Mytho held out a pale hand. For several seconds, Ahiru stared deep into it, memorizing its curves, cracks, and tones while suddenly hyperaware of her emotions when faced with such a gesture. A paralyzing affection traveled into her heart, and her imagination swirled into dreamy places.

She started her hand forward, meaning to place it into his, but halfway there, a bizarre flame licked at her insides; she stooped down and wrapped her branch arms around his waist in a single, swift movement. At first there was only shock—it charged the atmosphere with palpable tension,—but as each second passed, his stiff muscles loosened against her, the warmth of his body melted completely into her bosom, and his chin rested lightly against her shoulder.

When she finally comprehended what she had just done, she hesitated to draw back, uncertain if it would bring more awkwardness and harm than her initial action had. Flashbacks of an earlier, similar embrace crossed her mind, and her skin burned in humiliation.

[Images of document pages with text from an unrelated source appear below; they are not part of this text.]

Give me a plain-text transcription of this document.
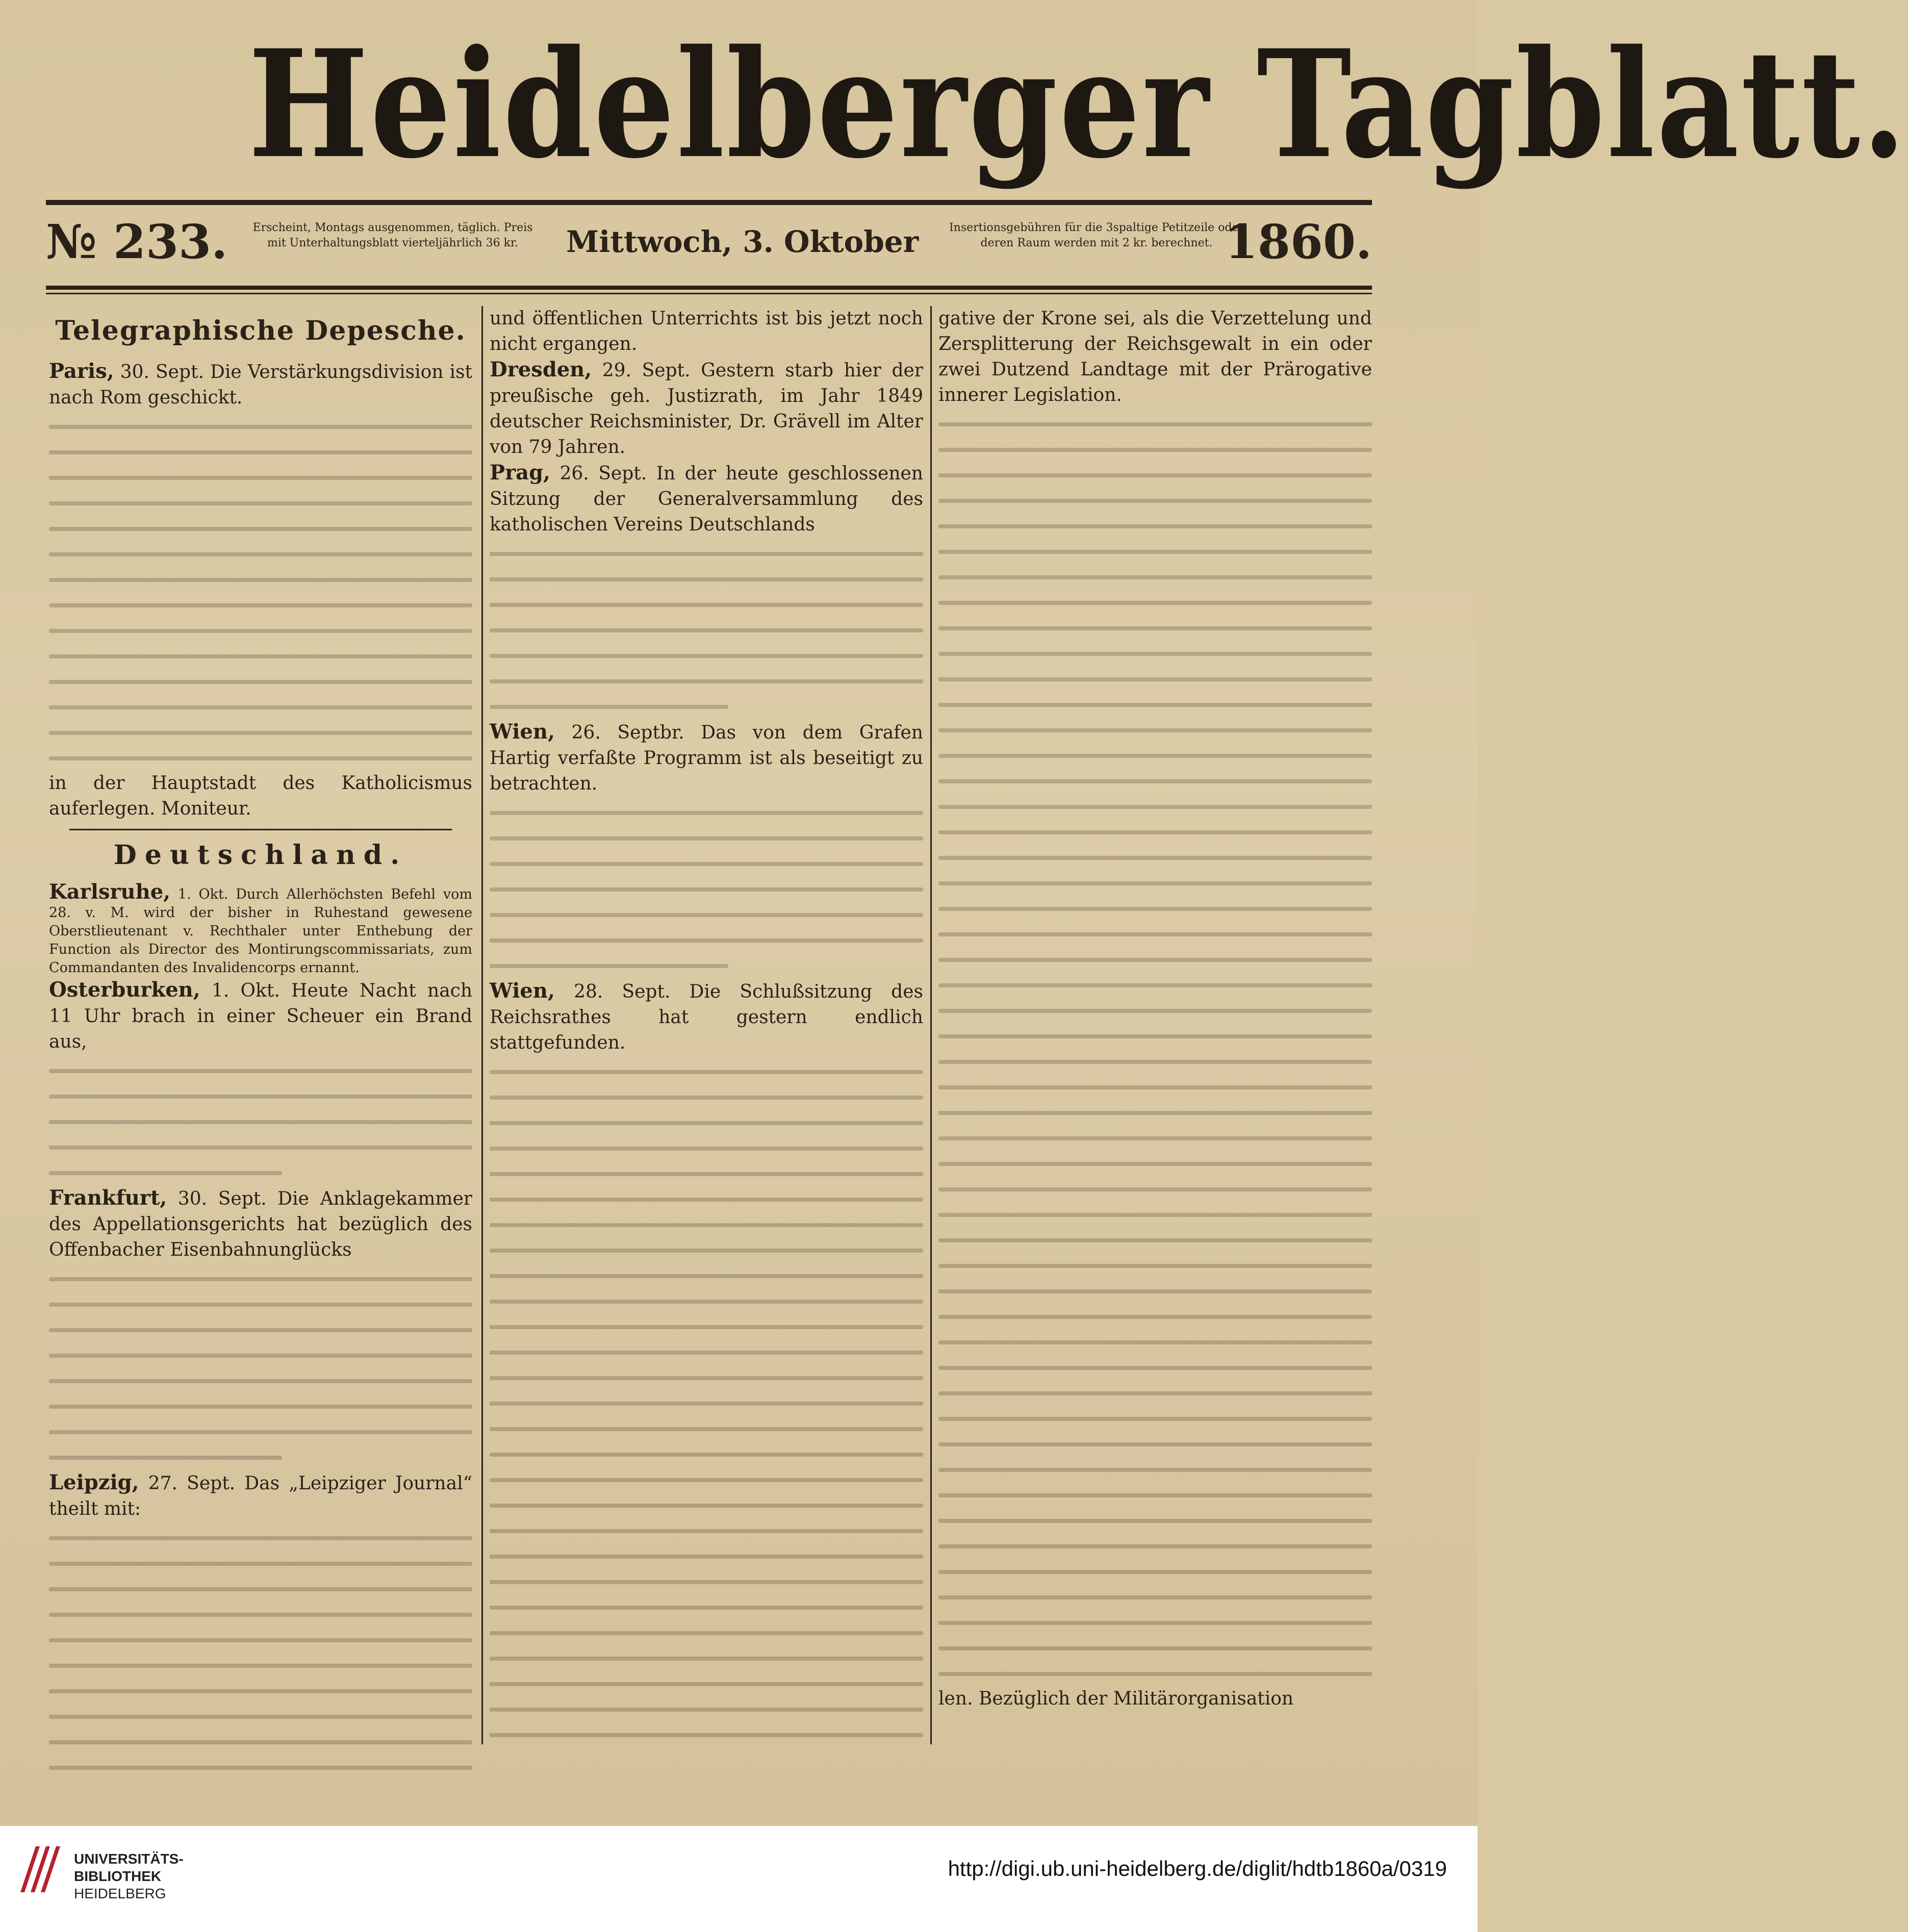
Heidelberger Tagblatt.
№ 233. Erscheint, Montags ausgenommen, täglich. Preis mit Unterhaltungsblatt vierteljährlich 36 kr.	Mittwoch, 3. Oktober	Insertionsgebühren für die 3spaltige Petitzeile oder deren Raum werden mit 2 kr. berechnet. 1860.
Telegraphische Depesche.

Paris, 30. Sept. Die Verstärkungsdivision ist nach Rom geschickt.

in der Hauptstadt des Katholicismus auferlegen. Moniteur.

Deutschland.

Karlsruhe, 1. Okt. Durch Allerhöchsten Befehl vom 28. v. M. wird der bisher in Ruhestand gewesene Oberstlieutenant v. Rechthaler unter Enthebung der Function als Director des Montirungscommissariats, zum Commandanten des Invalidencorps ernannt.

Osterburken, 1. Okt. Heute Nacht nach 11 Uhr brach in einer Scheuer ein Brand aus,

Frankfurt, 30. Sept. Die Anklagekammer des Appellationsgerichts hat bezüglich des Offenbacher Eisenbahnunglücks

Leipzig, 27. Sept. Das „Leipziger Journal“ theilt mit:

und öffentlichen Unterrichts ist bis jetzt noch nicht ergangen.

Dresden, 29. Sept. Gestern starb hier der preußische geh. Justizrath, im Jahr 1849 deutscher Reichsminister, Dr. Grävell im Alter von 79 Jahren.

Prag, 26. Sept. In der heute geschlossenen Sitzung der Generalversammlung des katholischen Vereins Deutschlands

Wien, 26. Septbr. Das von dem Grafen Hartig verfaßte Programm ist als beseitigt zu betrachten.

Wien, 28. Sept. Die Schlußsitzung des Reichsrathes hat gestern endlich stattgefunden.

gative der Krone sei, als die Verzettelung und Zersplitterung der Reichsgewalt in ein oder zwei Dutzend Landtage mit der Prärogative innerer Legislation.

len. Bezüglich der Militärorganisation

UNIVERSITÄTS-
BIBLIOTHEK
HEIDELBERG
http://digi.ub.uni-heidelberg.de/diglit/hdtb1860a/0319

"I-I-I, um, I mean, of course, we'll stay…if it's not trouble for you either," Ahiru stuttered against his shoulder, hoping to explain her reasoning somewhat to him.

He smiled, more fully this time, and the soft, tired breath of a chuckle tickled her ear. "No, it wouldn't be any trouble. In fact, it would be a blessing for me. Again, thank you."

Ahiru ducked her head back from a little, catching his amber gaze, and in the distance behind him the green boughs of the birch tree swayed.